The single expert on the committee who said it would not be appropriate for undergraduate education felt that the teacher would not be able to sufficiently explain the background. So at what point do we draw the line on when it would be appropriate?
Well, that’s precisely my point. If you go on saying that the teacher can’t explain it, why have you appointed that teacher? And why have you trained that teacher to be somebody who cannot explain a simple thing like the variants of a text?
Was it an issue for the Academic Council at all or should it have been left to the History Department alone?
It should have been left to the History department, but I guess the Academic Council got cold feet because it had gone to court.

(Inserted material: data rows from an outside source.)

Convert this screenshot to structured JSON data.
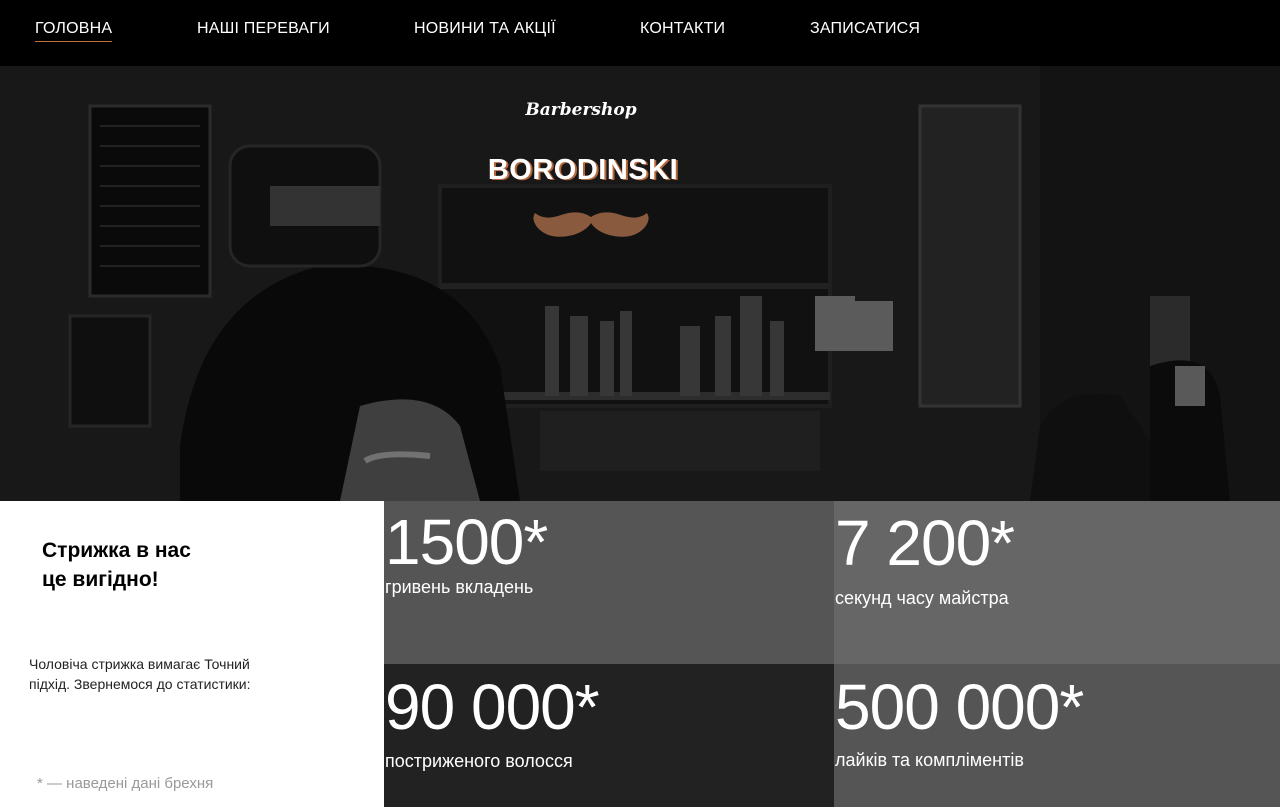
{
  "nav": {
    "items": [
      {
        "label": "ГОЛОВНА",
        "active": true
      },
      {
        "label": "НАШІ ПЕРЕВАГИ",
        "active": false
      },
      {
        "label": "НОВИНИ ТА АКЦІЇ",
        "active": false
      },
      {
        "label": "КОНТАКТИ",
        "active": false
      },
      {
        "label": "ЗАПИСАТИСЯ",
        "active": false
      }
    ]
  },
  "hero": {
    "subtitle": "Barbershop",
    "title": "BORODINSKI",
    "moustache_color": "#8a5a3e",
    "title_shadow_color": "#b8673a"
  },
  "info": {
    "heading_line1": "Стрижка в нас",
    "heading_line2": "це вигідно!",
    "text": "Чоловіча стрижка вимагає Точний підхід. Звернемося до статистики:",
    "note": "* — наведені дані брехня"
  },
  "stats": [
    {
      "value": "1500*",
      "label": "гривень вкладень"
    },
    {
      "value": "7 200*",
      "label": "секунд часу майстра"
    },
    {
      "value": "90 000*",
      "label": "постриженого волосся"
    },
    {
      "value": "500 000*",
      "label": "лайків та компліментів"
    }
  ],
  "colors": {
    "accent": "#c0743a",
    "stat_bg_1": "#555555",
    "stat_bg_2": "#666666",
    "stat_bg_3": "#222222"
  }
}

It’s been pointed out that Ramanujan himself is not a historian, but poet and folklorist. When it was suggested that instead they replace his essay with yours and R.S. Sharma’s, it was pointed out that both of you are historians and that there was a value to having an interdisciplinary view.
This is a really very creative essay. We’ve all written on this subject,…but what was nice about Ramanujan’s essay was that you got a different perspective on this, and that is what is so valuable for the student. In a course like that, where you’re dealing broadly with culture, you need to have a different perspective every now and again.

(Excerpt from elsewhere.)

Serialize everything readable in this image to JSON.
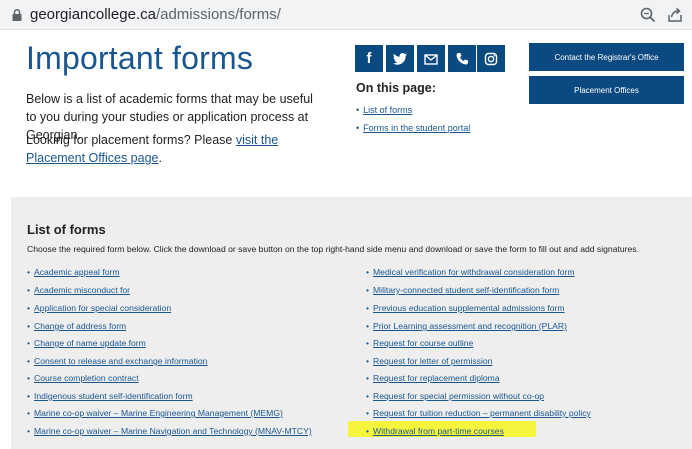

So as a broader issue, isn’t the interdisciplinary approach a good thing? Getting perspectives from those outside the field of History?
There’s nothing to stop a Physics professor from reading that essay and asking questions or coming to different conclusions. But in the same way as a History professor would not intervene in the Physics syllabus, one doesn’t expect the Physics professor to intervene in the History syllabus…
The interesting thing about this whole argument about interdisciplinarity is that the social sciences are always attacked. But the sciences are never attacked because people are scared of making a fool of themselves by saying that this is not something worthy of teaching. So nobody questions the sciences. But with the social sciences, the world and his wife are there to comment, in some cases, without any kind of background knowledge of the subject. There’s a feeling that you don’t need to be an expert; this is all common sense.
For many Indians, this is not just ancient mythology for an academic discussion, but also their own current religious beliefs. Do you think there needs to be any kind of leeway given because of that?
You’re quite right that it’s not just mythology but also religion, and it was made that. Let me just go back a little bit into history and say that initially, many scholars believe the Ramayana and the Mahabharata were just epic stories about heroes, and that’s the way they continued to be for quite a while. And then they were converted into sacred literature, by making Ram and Krishna avatars of Vishnu. And there’s a superb analysis of this by V.S. Sukthankar in Pune, who talked about the Bhrgu Brahmins converting these epics into Bhagwat literature, that is, converting the heroes into incarnations of Vishnu. And then it becomes sacred literature. Now today, yes, it’s considered sacred literature, but that is really not its roots.
Secondly, even if it is sacred literature, it is based substantially on mythology. I mean, this is very different from Buddhism and Jainism, where the stories … there are mythologies, very many mythologies, but at the same time, there is the hard core of the historical evidence of a historical founder, and what that founder is supposed to have taught. This is a different story altogether.
It’s again different from Islam or Christianity where you have the people of the Book, who believe that the Book is the truth. Most Hindus don’t believe that.
No, and one of the crises in the colonial period was when they set up the law courts and they said, according to European law, you swear an oath on the Bible. So they went running around asking which is the sacred book of the Hindus. And so you got the Bhagvad Gita, you got the Ramayana, you got the Vedas, you got all kinds of answers, because there isn’t a single sacred book, there’s a multiplicity of sacred books. And there again, the question of variation comes in. Who accepts which book as the primary sacred book?